One of the first services that Google unveiled at this week's Google I/O conference was its new cloud-based music player, Google Music. I've spend the last 12 hours using the beta of Google Music and for someone like me, with multiple PCs, a Mac, a Motorola Xoom and a Motorola Droid X, it's the Holy Grail of music players. Gone are the days of trying to copy and sync music from my main PC to everywhere else. Now, no matter where I am, as long as I've got Internet access, I've got access to my entire music collection.
If you're in the same situation as I am, find any way you can to wrangle an invitation to the beta. It's simple to install, simple to use and eliminates the hassles inherent in trying to manage a large music collection across multiple devices.
The idea behind Google Music is simple -- upload your music collection to a Google server and then access that music collection from the cloud using a PC, Mac or Android device. iPhone and iPad users look to be out of luck, at least for now, because Google hasn't developed an iOS app for Google Music, and the Web-based version requires Flash, which iOS doesn't support.

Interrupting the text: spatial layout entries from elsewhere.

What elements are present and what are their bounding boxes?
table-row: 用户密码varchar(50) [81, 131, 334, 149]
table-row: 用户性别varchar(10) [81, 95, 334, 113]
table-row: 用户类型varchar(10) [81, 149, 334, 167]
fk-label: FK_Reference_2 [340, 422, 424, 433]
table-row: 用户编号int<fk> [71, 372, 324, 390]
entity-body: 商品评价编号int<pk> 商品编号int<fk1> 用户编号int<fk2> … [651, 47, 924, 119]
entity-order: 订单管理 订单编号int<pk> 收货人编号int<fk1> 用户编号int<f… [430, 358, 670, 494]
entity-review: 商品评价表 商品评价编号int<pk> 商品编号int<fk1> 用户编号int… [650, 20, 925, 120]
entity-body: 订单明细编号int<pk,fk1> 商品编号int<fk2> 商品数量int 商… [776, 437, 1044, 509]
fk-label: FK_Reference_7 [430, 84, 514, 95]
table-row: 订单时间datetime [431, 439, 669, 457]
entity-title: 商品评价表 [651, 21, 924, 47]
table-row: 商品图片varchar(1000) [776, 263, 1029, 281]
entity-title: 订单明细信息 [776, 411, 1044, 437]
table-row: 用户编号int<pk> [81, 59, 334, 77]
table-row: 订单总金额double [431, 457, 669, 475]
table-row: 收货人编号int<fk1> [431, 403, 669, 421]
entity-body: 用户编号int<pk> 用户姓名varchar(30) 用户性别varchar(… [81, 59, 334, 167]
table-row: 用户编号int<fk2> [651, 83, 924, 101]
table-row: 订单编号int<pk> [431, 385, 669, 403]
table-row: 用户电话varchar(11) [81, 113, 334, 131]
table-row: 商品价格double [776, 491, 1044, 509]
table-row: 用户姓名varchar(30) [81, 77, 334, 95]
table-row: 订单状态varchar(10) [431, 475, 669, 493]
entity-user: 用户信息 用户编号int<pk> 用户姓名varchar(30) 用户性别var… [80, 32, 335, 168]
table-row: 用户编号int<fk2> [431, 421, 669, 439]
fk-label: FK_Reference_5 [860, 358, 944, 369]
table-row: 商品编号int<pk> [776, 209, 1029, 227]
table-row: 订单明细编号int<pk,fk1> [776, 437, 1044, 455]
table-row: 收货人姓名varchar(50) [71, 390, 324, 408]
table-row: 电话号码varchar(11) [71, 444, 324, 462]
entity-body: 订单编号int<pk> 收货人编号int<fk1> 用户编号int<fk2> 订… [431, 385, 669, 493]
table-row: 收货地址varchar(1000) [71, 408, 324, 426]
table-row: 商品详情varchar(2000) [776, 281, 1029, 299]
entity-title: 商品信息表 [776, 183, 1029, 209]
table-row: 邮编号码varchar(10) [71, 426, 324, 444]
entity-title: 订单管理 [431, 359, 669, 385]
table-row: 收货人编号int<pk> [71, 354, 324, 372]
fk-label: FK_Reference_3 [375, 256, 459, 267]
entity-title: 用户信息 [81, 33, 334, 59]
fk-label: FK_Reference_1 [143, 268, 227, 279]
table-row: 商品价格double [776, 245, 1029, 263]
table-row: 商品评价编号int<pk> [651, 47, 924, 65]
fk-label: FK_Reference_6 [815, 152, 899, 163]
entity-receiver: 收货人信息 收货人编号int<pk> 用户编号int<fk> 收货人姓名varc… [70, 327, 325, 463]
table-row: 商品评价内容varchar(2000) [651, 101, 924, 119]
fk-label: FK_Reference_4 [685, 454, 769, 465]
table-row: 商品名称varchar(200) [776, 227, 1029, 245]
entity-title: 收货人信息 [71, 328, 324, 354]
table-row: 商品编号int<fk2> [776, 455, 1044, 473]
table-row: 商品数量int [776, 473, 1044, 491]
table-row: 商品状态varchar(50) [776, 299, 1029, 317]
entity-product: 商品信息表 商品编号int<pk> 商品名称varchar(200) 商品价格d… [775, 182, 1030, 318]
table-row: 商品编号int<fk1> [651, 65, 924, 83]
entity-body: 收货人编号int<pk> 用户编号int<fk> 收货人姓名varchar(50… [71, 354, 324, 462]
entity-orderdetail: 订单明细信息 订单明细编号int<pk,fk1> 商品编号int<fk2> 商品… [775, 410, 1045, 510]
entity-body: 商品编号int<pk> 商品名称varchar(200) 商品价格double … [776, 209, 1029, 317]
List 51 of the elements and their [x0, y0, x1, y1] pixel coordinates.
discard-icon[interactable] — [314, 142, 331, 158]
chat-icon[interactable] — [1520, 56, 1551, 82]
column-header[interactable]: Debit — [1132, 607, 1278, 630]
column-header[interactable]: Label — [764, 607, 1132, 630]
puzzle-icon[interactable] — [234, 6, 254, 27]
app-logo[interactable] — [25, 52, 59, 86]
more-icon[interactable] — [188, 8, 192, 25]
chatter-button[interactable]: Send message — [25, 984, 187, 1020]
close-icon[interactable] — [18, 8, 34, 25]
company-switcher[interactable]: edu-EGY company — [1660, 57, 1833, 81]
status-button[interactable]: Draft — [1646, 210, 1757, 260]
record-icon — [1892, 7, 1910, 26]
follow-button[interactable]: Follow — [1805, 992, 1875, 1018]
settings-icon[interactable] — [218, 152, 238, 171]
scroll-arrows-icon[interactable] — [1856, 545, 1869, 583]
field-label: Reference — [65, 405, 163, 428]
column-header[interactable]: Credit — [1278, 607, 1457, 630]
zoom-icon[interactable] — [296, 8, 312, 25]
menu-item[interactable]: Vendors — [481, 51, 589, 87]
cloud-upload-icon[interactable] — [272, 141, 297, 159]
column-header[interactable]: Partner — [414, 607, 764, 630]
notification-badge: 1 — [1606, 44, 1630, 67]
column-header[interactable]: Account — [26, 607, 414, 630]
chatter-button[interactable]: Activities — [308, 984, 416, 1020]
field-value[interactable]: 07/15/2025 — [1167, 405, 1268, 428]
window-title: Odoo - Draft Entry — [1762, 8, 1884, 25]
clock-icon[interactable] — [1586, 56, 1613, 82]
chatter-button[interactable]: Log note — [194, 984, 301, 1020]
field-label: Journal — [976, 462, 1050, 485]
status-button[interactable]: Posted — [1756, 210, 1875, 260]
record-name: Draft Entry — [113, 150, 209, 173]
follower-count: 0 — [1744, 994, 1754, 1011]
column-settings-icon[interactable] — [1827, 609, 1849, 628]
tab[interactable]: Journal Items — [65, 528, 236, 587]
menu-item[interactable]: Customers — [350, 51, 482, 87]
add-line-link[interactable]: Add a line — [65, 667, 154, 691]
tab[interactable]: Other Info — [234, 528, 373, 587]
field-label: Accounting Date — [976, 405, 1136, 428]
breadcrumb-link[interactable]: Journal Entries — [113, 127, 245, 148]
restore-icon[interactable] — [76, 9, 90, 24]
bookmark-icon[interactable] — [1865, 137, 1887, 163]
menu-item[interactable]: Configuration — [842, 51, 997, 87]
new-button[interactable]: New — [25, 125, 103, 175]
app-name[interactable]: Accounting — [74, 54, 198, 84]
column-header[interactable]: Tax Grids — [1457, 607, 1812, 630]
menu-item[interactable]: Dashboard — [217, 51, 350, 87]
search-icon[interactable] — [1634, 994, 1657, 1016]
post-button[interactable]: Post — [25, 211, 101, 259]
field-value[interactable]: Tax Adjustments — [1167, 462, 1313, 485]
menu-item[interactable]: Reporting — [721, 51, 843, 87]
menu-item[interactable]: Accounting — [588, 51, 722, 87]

You upload your collection via a Music Manager application that you download and install for either a Windows PC or a Mac. Google has made the upload process exceedingly simple. After installation, it asks whether you use iTunes or Windows Media Player for your music collection, and then automatically grabs and uploads all your music. If you prefer, you can tell it to grab music from only your music folder or from multiple other folders instead.
Your music uploads in the background; you can start listening immediately, even while the files upload. How long the upload takes will vary according to the size of your collection and your bandwidth. In my case, it took more than 13 hours to upload my nearly 2,200 music files.
Google Music handles MP3, AAC, WMA and FLAC formats, and lets you store up to 20,000 files. How much storage space that translates to will vary according to the average file size of your music. If your average file size per song is 3GB, for example, that would mean about 60GB of space.